Она наклонилась ко мне и приглушила голос, будто декан мог установить здесь подслушивающую аппаратуру.
— Профессор Таппинджер очень предан своей работе. Он не занимается политикой. И, откровенно говоря, жена ему не помощница.
— Мне показалось, она хорошенькая.
— Да, она достаточно миленькая. Но она не зрелый человек. Если бы у профессора был более зрелый партнер… — Предложение осталось незаконченным. На какой-то момент ее глаза мечтательно затуманились. Было нетрудно угадать, кого она имела в виду в качестве зрелого партнера для Таппинджера.
Она направила меня с видом хозяйки в его кабинет, находящийся в здании факультета искусств, и заверила, что он всегда заходит туда со своими бумагами перед тем, как отправиться на обед. Она была права. В одну минуту первого профессор появился, шагая вдоль коридора, разрумяненный, с блестящими глазами, что говорило о том, что лекция прошла успешно.
Он протянул обе руки, когда увидел меня:
— Как, это мистер Арчер? Меня всегда удивляет, когда я вижу кого-либо из мира реальности в этих окраинах.
— А все это нереально?
— Не реальная реальность. Это существует здесь не так долго, это прежде всего.
— Понимаю.
Таппинджер засмеялся. Вне своего семейства и вдали от жены он казался более жизнерадостным.

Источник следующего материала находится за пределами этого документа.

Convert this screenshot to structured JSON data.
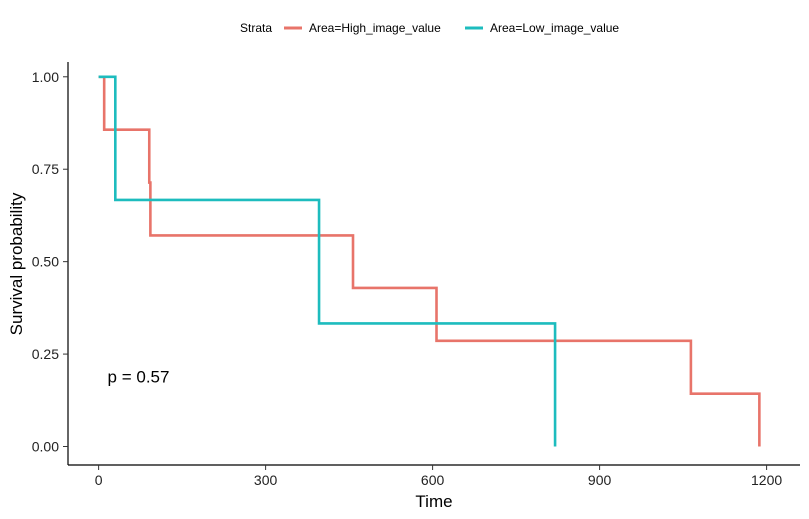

— Мы оба находились здесь достаточно долго, чтобы понять, кто мы. Но не заставляйте меня стоять. — Он отпер дверь кабинета и пропустил меня внутрь. Две стены с полками, заваленными книгами, многие французские без переплетов и собрания сочинений.
— Я думаю, вы пришли доложить о результатах экзамена?
— Частично. С точки зрения Мартеля, это был успех. Он ответил правильно на все вопросы.
— Даже по поводу шишковидной железы?
— Даже на этот.
— Я поражен, искренне поражен.
— Это может служить комплиментом и вам. Мартель, кажется, был вашим студентом. Он занимался с вами неделю или две, во всяком случае, семь лет тому назад.
Профессор бросил на меня тревожный взгляд.
— Как это могло быть?
— Я не знаю, может быть, это простое совпадение.
Я достал фото Мартеля и показал ему. Он склонил голову над ним.
— Я помню этого парня. Он был замечательным студентом, один из самых замечательных, которые у меня были. Он выбыл как-то незаметно, даже не попрощавшись.
Его оживление пропало. Теперь он качал головой из стороны в сторону.
— С ним что-то произошло?
— Не знаю ничего, за исключением того, что он объявился здесь семь лет спустя с кучей денег и под новым именем. Вы помните, под каким именем он занимался в вашем классе?
— Таких студентов не забывают: Фелиц Сервантес.
Он снова посмотрел на снимок.
— А кто остальные?
— Гости Теннисного клуба. Сервантес там работал пару недель в сентябре 1959 года. Он был на неполном рабочем дне, помогал в уборке.
Таппинджер кашлянул.
— Я помню, он нуждался в деньгах. Одно время я приглашал его домой, он тогда ел все подряд. Но вы говорите, у него сейчас много денег?
— По крайней мере, сто тысяч долларов. Наличными.
— Это как раз десятигодовое мое жалование. Откуда они у него?
— Он говорит, что это семейные деньги, но я совершенно уверен, что он врет.